Thursday, October 18, 2007







How tortoises turn right-side up
[This is a story I’ve just written for Nature’s news site. But the deadline was such that we couldn’t include the researchers’ nice pics of tortoises and turtles doing their stuff. So here are some of them. The first is an ideal monostatic body, and a tortoise that approximates it. The second is a flat turtle righting itself by using its neck as a pivot. The last two are G. elegans shells, which are nearly monostatic.]

Study finds three ways that tortoises avoid getting stuck on their backs.

Flip a tortoise or a turtle over, and it’ll find its feet again. Two researchers have now figured out how they do it — they use a clever combination of shell shape and leg and neck manoeuvres.

As Franz Kafka’s Gregor discovered in Metamorphosis, lying on your back can be bad news if you’re cockroach-shaped.

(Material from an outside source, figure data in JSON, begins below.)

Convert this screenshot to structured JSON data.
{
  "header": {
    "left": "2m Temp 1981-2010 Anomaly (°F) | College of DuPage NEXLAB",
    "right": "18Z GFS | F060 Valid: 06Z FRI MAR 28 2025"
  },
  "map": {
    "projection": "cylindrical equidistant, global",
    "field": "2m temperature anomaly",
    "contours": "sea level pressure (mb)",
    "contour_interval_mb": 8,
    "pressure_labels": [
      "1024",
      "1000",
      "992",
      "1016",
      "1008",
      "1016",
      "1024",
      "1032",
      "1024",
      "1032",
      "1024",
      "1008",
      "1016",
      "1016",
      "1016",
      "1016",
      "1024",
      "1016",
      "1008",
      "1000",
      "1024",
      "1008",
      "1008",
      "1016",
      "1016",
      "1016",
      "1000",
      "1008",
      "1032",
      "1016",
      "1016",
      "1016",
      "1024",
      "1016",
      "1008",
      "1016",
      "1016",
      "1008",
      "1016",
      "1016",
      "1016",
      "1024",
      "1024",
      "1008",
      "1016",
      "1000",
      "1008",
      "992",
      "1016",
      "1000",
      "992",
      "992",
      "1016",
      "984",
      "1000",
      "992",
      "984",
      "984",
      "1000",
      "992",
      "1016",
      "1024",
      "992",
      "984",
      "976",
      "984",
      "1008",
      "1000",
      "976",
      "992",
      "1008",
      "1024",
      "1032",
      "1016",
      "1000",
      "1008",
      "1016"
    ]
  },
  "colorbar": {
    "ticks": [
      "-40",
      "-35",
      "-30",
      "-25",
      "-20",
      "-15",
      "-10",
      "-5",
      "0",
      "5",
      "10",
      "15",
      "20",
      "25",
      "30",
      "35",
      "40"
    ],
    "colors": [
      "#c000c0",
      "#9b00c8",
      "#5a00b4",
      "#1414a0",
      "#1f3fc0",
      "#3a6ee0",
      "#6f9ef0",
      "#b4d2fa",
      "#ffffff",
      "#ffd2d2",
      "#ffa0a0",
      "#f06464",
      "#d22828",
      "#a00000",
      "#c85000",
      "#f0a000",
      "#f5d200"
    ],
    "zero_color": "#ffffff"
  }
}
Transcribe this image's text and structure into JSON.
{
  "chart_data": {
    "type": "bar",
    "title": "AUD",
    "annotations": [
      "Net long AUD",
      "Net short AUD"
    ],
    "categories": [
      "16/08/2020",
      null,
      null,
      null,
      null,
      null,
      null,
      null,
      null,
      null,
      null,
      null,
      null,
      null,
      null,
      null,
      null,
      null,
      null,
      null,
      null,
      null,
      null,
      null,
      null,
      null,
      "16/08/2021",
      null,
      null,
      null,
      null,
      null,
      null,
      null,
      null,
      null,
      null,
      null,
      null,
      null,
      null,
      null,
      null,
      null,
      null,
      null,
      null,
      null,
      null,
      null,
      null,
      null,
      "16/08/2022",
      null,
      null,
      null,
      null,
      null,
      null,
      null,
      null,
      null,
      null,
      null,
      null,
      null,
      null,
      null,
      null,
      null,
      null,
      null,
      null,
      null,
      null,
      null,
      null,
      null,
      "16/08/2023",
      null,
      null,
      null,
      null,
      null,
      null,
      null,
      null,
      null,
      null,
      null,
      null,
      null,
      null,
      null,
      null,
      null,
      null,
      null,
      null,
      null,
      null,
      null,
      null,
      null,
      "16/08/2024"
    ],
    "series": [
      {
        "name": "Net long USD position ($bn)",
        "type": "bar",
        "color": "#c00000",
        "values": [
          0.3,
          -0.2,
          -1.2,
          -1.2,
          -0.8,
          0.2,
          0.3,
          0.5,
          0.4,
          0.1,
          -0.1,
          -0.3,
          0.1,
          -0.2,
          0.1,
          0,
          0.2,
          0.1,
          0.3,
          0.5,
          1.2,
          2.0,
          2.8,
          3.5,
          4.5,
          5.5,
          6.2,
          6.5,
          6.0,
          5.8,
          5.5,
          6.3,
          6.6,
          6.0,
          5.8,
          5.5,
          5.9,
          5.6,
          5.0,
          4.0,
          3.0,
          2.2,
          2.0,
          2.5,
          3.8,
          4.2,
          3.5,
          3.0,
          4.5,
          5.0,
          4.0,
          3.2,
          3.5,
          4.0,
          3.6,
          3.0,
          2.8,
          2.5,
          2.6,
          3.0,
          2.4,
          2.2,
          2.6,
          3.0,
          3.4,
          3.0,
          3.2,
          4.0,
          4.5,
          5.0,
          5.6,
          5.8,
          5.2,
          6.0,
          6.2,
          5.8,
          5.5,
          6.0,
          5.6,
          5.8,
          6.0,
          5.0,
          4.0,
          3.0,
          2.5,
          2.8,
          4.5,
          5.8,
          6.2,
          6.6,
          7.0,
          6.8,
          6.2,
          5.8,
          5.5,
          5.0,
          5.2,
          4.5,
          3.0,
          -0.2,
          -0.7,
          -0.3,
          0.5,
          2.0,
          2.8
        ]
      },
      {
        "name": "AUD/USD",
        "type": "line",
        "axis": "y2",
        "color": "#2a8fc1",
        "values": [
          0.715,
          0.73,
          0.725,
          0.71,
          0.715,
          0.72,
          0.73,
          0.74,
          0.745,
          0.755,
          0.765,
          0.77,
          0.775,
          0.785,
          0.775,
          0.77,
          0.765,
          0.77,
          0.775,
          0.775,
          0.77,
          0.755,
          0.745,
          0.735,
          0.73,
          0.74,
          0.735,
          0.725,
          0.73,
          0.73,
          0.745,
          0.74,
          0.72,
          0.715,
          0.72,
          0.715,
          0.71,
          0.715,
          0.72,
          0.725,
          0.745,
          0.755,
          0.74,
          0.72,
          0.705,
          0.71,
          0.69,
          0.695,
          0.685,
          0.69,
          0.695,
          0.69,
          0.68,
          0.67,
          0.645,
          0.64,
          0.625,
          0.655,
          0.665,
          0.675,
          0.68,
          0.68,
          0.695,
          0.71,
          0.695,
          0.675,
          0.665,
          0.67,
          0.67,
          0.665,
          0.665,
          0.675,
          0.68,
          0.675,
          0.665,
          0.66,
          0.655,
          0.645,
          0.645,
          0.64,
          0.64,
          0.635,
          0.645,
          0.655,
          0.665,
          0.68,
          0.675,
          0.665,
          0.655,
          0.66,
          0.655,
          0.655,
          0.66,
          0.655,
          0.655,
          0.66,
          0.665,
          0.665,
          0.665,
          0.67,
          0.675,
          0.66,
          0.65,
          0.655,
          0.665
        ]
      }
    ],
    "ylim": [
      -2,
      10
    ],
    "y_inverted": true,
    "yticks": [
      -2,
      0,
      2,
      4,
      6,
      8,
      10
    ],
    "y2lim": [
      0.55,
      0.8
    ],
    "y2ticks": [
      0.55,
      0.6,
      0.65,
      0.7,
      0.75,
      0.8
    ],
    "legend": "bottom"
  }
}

Both cockroaches and tortoises are potentially prone to getting stuck on their rounded backs, their feet flailing in the air.

For tortoises, this is more than an accidental hazard: belligerent males often try to flip opponents over during fights for territorial rights. Gábor Domokos of Budapest University of Technology and Economics and Péter Várkonyi of Princeton University in New Jersey took a mathematical look at real animals to see whether they had evolved sensible shapes to avoid getting stuck [1].

The ideal answer would seem to be to have a shell that can’t get stuck at all — one that will spontaneously roll back under gravity, like the wobbly children's toys that “won’t fall down”. Domokos and Várkonyi have investigated the rolling mechanics of idealized shell shapes, and show that in theory, such self-righting shells do exist. They would be tall domes with a cross-section like a half-circle slightly flattened on one side.

The shells of some tortoises, such as the star tortoise Geochelone elegans, come very close to this shape. They can still get stuck because of small imperfections in the shell shape, but it takes only a little leg-wagging to make the tortoise tip over and right itself. The researchers call tall shells that have a single stable resting orientation (on the tortoise's feet) monostatic, denoted as group S1.

The tall and the squat

So, tall shells are generally good for righting with minimal effort, and confer good protection against the jaws of predators. Could this be the best answer for all turtles and tortoises? No real chelonian has a perfectly monostatic shell, which Várkonyi says is probably because tall shells could have disadvantages too: you could be rolled over by wind, for instance. Also, he says, it takes quite a bit of fine-tuning to achieve a truly monostatic shape.

Flatter shells have other advantages: they can, for example, be better for swimming or for use as spade-like implements for digging. The side-necked turtle and the pancake tortoise are flat like this, with two stable resting positions (S2): right side up and on their back.

For such flat shells, righting requires more than a bit of thrashing around. These animals tend to have long necks, which they extend and use as a pivot while pushing with their legs. The longer the neck, the easier it is for the creature to right itself, in the same way that a long lever can be pushed down with less effort than a short one.

Stuck in the middle

In between these two extremes of tall and flat are shells that are moderately domed, as found in Terrapene box turtles. Surprisingly, these have three stable positions (S3): on the back, on the front or halfway between, where the shell rests on its curved side.

Turtles of the S3 class use a combination of both strategies: bobbing of their head or feet tips the shell from the back-down position to the sideways position, and from there the creature can use its neck and feet to pivot over into the belly-down state.

The work is sure to be of interest to tortoise keepers and kids with turtle pets. But it's unlikely that this tortoise-rolling work is going to suggest new ways to help robots pick themselves up — engineers already have a number of quite simple ways of ensuring that. "You can just put ballast in the bottom," Várkonyi admits.

Reference
1. Domokos, G. & Várkonyi, P. L. Proc. R. Soc. B, doi:10.1098/rspb.2007.1188.